10. Later 19th century pianistic technique was influenced by Hummel, through his instruction of Carl Czerny who later taught Franz Liszt. Czerny had transferred to Hummel’s tutelage after studying three years with Beethoven.
 
11. Robert Schumann also practiced Hummel (especially the Sonata in F-sharp minor, Op. 81), and considered becoming his pupil. 
 
12. Liszt’s father, Adam, refused to pay the high tuition fee Hummel was used to charging (thus Liszt ended up studying with Czerny).
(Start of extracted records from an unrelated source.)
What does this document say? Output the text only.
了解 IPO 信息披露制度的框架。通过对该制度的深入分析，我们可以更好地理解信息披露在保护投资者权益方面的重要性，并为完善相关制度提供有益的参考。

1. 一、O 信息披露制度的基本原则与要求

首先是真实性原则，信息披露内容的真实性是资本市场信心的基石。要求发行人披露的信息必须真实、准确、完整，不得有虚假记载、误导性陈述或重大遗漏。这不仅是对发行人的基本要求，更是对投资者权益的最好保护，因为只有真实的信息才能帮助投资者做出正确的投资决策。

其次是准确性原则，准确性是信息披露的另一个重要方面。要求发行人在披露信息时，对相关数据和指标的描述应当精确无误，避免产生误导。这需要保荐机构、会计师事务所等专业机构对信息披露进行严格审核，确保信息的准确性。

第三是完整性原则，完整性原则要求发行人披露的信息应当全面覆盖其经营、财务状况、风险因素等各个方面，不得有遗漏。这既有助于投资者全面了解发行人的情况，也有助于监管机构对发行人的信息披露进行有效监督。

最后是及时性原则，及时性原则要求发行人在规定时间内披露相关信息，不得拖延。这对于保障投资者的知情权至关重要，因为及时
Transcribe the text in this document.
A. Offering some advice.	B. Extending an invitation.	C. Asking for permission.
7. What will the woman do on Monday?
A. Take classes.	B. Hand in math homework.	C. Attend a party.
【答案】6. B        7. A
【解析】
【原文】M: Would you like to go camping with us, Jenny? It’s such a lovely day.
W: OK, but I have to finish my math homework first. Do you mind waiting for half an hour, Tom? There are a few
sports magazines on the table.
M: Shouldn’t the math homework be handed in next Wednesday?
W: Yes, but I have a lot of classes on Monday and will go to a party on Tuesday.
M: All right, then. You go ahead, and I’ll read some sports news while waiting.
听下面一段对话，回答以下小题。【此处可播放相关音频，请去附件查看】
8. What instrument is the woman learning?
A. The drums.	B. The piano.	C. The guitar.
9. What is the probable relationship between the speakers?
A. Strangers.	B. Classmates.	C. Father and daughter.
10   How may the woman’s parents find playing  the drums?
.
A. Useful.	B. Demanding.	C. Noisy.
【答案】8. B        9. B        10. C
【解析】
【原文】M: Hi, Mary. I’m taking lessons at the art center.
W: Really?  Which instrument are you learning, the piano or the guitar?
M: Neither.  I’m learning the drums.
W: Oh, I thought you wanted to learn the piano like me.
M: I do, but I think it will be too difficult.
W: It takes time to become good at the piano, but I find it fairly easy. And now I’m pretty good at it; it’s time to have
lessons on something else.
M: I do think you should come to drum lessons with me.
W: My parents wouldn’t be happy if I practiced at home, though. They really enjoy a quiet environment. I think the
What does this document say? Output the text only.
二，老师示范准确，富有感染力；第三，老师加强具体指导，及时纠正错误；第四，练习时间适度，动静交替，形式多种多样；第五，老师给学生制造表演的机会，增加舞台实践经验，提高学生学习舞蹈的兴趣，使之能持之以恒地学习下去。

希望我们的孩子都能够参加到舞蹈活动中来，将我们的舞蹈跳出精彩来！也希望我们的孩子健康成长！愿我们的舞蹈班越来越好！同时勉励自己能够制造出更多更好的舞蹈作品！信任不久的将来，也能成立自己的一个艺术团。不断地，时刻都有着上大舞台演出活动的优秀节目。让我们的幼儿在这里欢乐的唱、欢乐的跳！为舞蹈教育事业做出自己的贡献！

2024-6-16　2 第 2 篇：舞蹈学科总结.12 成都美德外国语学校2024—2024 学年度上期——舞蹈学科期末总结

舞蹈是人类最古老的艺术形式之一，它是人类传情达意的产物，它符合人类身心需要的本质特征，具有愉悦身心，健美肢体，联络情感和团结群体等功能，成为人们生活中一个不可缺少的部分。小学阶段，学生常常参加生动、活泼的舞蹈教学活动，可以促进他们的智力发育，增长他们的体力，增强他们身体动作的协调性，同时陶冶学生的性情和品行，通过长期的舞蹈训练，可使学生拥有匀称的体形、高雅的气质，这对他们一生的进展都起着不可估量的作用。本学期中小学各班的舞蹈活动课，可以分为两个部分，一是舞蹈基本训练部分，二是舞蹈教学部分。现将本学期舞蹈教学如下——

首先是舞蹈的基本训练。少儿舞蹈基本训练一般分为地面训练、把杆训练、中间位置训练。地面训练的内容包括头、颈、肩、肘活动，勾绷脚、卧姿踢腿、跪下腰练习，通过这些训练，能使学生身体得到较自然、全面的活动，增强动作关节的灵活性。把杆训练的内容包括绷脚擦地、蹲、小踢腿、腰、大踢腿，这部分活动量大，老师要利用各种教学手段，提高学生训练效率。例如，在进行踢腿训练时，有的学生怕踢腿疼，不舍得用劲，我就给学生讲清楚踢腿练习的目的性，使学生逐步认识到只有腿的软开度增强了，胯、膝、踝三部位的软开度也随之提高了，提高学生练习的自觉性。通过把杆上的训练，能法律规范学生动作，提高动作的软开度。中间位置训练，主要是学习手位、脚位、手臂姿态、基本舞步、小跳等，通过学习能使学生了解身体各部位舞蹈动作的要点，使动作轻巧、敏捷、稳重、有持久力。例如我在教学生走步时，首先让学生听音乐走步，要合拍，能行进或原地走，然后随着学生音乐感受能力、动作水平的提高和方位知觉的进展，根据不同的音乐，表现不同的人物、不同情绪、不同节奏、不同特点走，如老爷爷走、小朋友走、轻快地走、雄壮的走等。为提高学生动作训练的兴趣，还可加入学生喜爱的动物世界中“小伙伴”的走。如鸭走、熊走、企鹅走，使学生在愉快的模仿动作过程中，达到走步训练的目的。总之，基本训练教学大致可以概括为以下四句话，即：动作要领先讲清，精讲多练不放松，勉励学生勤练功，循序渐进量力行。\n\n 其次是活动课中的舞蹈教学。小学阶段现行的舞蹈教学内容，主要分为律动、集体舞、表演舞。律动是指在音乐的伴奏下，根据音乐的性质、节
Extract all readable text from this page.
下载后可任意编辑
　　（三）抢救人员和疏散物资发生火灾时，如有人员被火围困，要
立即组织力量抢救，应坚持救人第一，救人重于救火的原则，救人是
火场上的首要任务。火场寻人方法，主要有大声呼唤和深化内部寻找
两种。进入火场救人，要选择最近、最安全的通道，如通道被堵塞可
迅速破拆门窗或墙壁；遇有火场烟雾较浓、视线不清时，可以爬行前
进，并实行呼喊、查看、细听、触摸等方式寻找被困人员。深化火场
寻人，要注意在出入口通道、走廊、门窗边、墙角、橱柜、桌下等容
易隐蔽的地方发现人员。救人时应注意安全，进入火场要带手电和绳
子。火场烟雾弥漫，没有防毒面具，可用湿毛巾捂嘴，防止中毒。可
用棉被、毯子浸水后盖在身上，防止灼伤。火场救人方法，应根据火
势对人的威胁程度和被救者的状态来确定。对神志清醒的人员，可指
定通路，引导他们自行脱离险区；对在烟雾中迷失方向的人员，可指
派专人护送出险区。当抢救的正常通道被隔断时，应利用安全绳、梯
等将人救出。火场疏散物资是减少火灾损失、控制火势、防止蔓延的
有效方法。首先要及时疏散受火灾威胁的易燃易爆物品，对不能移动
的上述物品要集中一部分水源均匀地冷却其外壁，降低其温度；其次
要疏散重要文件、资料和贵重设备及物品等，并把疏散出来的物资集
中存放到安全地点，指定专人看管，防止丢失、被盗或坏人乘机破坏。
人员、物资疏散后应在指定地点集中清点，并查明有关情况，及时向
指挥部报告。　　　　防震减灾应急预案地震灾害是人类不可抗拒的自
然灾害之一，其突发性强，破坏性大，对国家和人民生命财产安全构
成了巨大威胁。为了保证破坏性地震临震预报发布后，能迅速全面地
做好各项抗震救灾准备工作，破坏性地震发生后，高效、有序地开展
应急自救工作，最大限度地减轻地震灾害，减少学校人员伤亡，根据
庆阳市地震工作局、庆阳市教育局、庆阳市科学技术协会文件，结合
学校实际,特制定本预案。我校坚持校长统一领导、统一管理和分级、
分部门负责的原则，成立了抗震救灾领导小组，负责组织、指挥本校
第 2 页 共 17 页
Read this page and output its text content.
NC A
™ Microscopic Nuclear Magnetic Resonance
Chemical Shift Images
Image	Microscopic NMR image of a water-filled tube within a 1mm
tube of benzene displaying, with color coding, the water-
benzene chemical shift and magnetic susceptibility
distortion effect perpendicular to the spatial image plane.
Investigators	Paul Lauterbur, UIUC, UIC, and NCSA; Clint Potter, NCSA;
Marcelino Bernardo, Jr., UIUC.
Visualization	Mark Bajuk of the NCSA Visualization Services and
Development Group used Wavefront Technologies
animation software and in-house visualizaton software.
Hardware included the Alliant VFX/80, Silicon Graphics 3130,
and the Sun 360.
Czerny, Friedrich SilcherFerdinand HillerSigismond Thalberg, and Adolf von Henselt were among Hummel’s most prominent students. He (Hummel) also briefly gave some lessons to Felix Mendelssohn
 
13. Goethe and Hummel were Freemasons and many scholars believe Beethoven was also a Mason, though there is no proof or record of it. 
 
14. Although Hummel died famous, with a lasting posthumous reputation apparently secure, sadly, he and his music were quickly forgotten at the onrush of the Romantic period, perhaps because his classical ideas were seen as old-fashioned. The same thing happened earlier to J. S. Bach. Later, during the classical revival of the early 20th century, Hummel was passed over, much like Haydn (for whom a revival had to wait until the second half of the 20th century); Hummel was also overshadowed by Mozart in this revival. 
 
15. Speaking of revivals, due to a rising number of available recordings and an increasing number of live concerts across the world, Hummel’s music is now becoming reestablished in the classical repertoire. Hummel’s “Trumpet Concerto” for example, is heard frequently in concert world-wide.
 
Pairing the two masses by Hummel and Beethoven together on one program is the best way to further compare and contrast the styles and gifts of these two important and influential classical contemporaries.